Yep, THAT one. I’m so over it, and I still have a post that I’ve written on my hard drive with my thoughts on the matter. However, I’m on vacation and so I think I will save that for later. Instead, I’ll post the “fun” one I wrote, because I’m just kind of done with the whole debate. Here’s a thought - I won’t tell you how and what to feed your healthy kid and you don’t have to worry about what I feed mine. Until then, I do have a few words for Time Magazine. And once again, I’ll use small words. Enjoy y’all.
(Note: In our bastardized version, Time Magazine’s Editor, Writer and Photographer are played by “Thing 1”, “Thing 2” and “Thing 3”, respectively).
Time Magazine is on their way, they are going to sell shitty issues today.
“I know!”, quacks Thing 1. “I’ll talk first. I’m so excited I could burst.”
Thing 2 says, “Right, I know what we’ll do. Mommies won’t know, they won’t have a clue.
Thing 3 will take a picture and Mommies will shout, ‘You piece of shit assholes – we know what you’re about!”
Thing 2 leans back, thinks hard and writes “Are You Mom Enough?” the headline does cite.
He clicks his computer, the photo is taken.
Then it goes viral, readers are shaken. Viral and viral and viral it goes.

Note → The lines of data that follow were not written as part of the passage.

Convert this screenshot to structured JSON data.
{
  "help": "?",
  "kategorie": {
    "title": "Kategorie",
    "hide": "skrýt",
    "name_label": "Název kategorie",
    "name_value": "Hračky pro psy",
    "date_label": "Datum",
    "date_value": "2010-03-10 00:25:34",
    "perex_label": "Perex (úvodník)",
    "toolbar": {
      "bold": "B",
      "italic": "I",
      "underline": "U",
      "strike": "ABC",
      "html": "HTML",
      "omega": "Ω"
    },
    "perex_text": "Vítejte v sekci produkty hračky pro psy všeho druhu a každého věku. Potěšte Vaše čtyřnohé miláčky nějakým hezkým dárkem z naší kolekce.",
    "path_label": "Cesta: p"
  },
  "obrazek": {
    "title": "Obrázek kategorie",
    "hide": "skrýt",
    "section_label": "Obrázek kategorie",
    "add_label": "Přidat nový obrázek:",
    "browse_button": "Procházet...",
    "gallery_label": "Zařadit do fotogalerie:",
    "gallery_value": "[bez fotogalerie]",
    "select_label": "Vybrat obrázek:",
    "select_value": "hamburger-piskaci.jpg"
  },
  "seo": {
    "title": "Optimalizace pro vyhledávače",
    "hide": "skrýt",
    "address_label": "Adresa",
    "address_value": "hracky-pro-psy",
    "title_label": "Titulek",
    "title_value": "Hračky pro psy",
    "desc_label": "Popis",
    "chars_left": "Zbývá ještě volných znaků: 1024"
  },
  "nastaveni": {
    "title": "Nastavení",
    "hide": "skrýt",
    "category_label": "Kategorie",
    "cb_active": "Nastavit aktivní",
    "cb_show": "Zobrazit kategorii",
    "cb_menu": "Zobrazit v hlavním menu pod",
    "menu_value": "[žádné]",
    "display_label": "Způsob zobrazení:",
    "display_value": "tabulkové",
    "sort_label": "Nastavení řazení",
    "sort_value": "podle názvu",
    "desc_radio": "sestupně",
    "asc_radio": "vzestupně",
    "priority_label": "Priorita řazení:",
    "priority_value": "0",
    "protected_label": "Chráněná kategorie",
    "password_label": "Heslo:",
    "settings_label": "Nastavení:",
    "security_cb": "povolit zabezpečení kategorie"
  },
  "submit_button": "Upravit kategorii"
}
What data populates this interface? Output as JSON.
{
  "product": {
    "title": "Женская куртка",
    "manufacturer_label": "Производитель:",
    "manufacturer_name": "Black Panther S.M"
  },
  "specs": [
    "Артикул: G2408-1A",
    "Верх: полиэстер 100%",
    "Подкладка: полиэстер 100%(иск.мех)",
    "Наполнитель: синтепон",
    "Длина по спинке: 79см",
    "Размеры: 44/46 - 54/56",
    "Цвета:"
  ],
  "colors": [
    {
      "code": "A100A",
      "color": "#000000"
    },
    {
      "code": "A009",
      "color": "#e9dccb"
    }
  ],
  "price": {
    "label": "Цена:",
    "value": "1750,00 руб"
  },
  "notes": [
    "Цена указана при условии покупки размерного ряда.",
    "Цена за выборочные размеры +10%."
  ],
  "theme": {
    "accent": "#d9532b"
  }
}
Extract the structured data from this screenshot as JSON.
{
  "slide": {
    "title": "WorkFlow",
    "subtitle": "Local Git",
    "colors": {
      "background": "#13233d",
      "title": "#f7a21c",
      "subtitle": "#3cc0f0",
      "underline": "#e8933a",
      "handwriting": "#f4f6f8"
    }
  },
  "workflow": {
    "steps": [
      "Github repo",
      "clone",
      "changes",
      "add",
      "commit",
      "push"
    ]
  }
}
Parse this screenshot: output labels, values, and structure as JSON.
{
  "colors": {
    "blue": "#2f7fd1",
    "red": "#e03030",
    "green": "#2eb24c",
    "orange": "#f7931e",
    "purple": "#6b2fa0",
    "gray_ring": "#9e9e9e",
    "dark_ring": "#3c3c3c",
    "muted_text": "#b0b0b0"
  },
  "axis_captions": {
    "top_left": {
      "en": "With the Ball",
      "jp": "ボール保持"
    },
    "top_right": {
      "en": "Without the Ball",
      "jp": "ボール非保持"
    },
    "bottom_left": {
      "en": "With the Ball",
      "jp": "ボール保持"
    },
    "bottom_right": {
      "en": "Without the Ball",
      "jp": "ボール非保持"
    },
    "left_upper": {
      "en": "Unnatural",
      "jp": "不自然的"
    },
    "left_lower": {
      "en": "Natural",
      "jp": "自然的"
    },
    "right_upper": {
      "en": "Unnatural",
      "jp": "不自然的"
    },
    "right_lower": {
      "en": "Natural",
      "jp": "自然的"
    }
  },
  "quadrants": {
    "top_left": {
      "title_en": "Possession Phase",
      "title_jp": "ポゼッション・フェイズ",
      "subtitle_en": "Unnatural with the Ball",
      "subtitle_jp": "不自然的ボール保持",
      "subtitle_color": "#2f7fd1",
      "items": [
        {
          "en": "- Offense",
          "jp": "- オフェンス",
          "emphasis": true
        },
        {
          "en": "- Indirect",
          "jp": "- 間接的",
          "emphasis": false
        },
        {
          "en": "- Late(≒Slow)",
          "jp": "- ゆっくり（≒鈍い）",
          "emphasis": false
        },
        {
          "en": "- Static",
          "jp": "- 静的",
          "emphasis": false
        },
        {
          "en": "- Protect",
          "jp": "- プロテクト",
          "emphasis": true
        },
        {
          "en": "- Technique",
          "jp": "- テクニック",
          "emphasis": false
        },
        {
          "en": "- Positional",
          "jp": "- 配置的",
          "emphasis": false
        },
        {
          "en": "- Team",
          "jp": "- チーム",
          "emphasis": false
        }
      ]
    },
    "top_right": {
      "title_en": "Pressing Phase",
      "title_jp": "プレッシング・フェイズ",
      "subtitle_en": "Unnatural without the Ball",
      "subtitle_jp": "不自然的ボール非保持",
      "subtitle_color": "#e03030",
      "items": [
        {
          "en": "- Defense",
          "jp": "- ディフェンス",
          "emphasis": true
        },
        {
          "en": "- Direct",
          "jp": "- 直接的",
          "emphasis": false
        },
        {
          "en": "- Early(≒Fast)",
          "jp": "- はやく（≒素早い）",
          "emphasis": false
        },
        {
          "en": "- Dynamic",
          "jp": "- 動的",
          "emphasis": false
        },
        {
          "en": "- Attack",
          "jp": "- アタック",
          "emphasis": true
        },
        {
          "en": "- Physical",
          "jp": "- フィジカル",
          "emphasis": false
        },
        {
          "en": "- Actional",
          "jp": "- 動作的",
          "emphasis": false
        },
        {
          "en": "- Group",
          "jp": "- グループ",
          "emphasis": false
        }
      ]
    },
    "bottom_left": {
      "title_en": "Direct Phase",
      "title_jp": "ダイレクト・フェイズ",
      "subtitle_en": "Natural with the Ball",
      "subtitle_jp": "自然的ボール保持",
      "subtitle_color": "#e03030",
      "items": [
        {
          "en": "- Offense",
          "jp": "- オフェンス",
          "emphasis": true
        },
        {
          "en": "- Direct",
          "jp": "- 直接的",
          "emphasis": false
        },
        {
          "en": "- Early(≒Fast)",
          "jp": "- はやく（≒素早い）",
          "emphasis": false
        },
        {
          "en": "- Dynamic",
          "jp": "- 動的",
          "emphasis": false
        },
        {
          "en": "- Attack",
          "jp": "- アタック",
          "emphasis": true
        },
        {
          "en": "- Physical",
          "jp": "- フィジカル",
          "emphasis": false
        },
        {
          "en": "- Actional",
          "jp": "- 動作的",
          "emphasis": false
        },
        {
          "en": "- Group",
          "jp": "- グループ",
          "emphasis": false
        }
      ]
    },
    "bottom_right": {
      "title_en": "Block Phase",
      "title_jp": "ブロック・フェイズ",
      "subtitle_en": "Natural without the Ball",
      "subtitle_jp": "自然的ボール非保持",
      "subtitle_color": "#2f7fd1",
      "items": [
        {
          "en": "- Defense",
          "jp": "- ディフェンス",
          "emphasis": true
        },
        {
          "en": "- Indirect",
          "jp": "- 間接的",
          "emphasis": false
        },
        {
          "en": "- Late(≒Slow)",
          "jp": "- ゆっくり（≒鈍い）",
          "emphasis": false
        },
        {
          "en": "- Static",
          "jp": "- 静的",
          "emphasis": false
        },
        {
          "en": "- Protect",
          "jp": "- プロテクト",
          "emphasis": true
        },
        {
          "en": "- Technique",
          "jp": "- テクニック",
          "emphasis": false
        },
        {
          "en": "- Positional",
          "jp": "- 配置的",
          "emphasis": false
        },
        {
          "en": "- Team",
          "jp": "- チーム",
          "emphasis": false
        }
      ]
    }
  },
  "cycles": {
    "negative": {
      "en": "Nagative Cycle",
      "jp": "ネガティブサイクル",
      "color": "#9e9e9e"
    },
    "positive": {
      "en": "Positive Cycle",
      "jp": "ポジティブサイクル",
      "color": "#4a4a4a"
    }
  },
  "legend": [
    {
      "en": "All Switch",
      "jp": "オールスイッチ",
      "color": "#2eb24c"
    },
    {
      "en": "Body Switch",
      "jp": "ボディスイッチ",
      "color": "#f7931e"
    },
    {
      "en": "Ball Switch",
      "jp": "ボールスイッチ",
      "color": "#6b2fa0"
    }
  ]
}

“I can believe it!” Thing 2 surely knows.
“Where’s it gone?” asks Thing 3. “Can we all see?”
“Patronizing pricks!” cries all the mommies.
“What shall we do?” asks Thing 3 with a grin. “Milk it,” quacks Thing 1 as he sips on his gin.
The mommies are mad! Blogdom is livid!
Mommies say, “How can they make such a cover so vivid?”
“Hold on,” squawks Thing 1. “Use your head.” “We were just trying to start a dialogue instead.”
But with a click, and a “Share” and a one, two, three . . . Thing 1 posts that cover for the world to see.
“Gross!” cries the masses. “You can’t print that! It’s ‘crazy’, it’s ‘abusive’ that Mommy’s a ‘rat’!”
“Pornographic!” says one. “Unbelievable!” shouts another. “Let’s all start attacking each one and each other.” That’s when people take to the vast cyberspace. Everybody shouts “I’m better than you in this crazy mom race.”
But Thing 1 sits back with a shit-eating grin, he says, “At the end of the day, it’s Time that did win. We fueled the flames of this silly mom war.”
On the Internet, in the stands, “We sure opened that door! All we have to do is lean back and grin and watch the sales dollars start rolling in.”
“This was too easy,” says Thing 3 with a laugh. “We knew what we’re doing, this wasn’t a gaffe.” Thing 1 then does utter “It’s not even half!”
“The mommies will rage, and the next thing you know, posters and bloggers won’t be able to let go.”
“They’re right where we want them!” he thinks he’s so slick.
But little did he know, the world thinks they’re dicks.
Their intentions were obvious and shallow and lame, and these magazine people should take all the shame.
“It’s hard being mommies. You daft little minions. Everything that we do there’s another opinion.”
“I can say ‘Yes’ but she will say ‘No’. There’s no way to win this ‘Mommy War’ show.”
“We work very hard, this isn’t very easy.
And your attempt to drive sales, was really quite damn sleazy.”
“Let’s cut the crap out and get on with our day. Because it’s with our kids that we just want to play.”
“So drop dead!” all you haters and writers galore.
“Worry about your own families and stop this stupid mom war”.
“It’s pointless and stupid and a big waste of time.
Just support each other and read nursery rhymes.”
“Just let us play, thank goodness for that.”
Dear Thing 1, Thing 2 and especially Thing 3. “Go back to your office, grab a sweet coffee cup.”
Sit down, find real news and “Shut the Fuck Up!”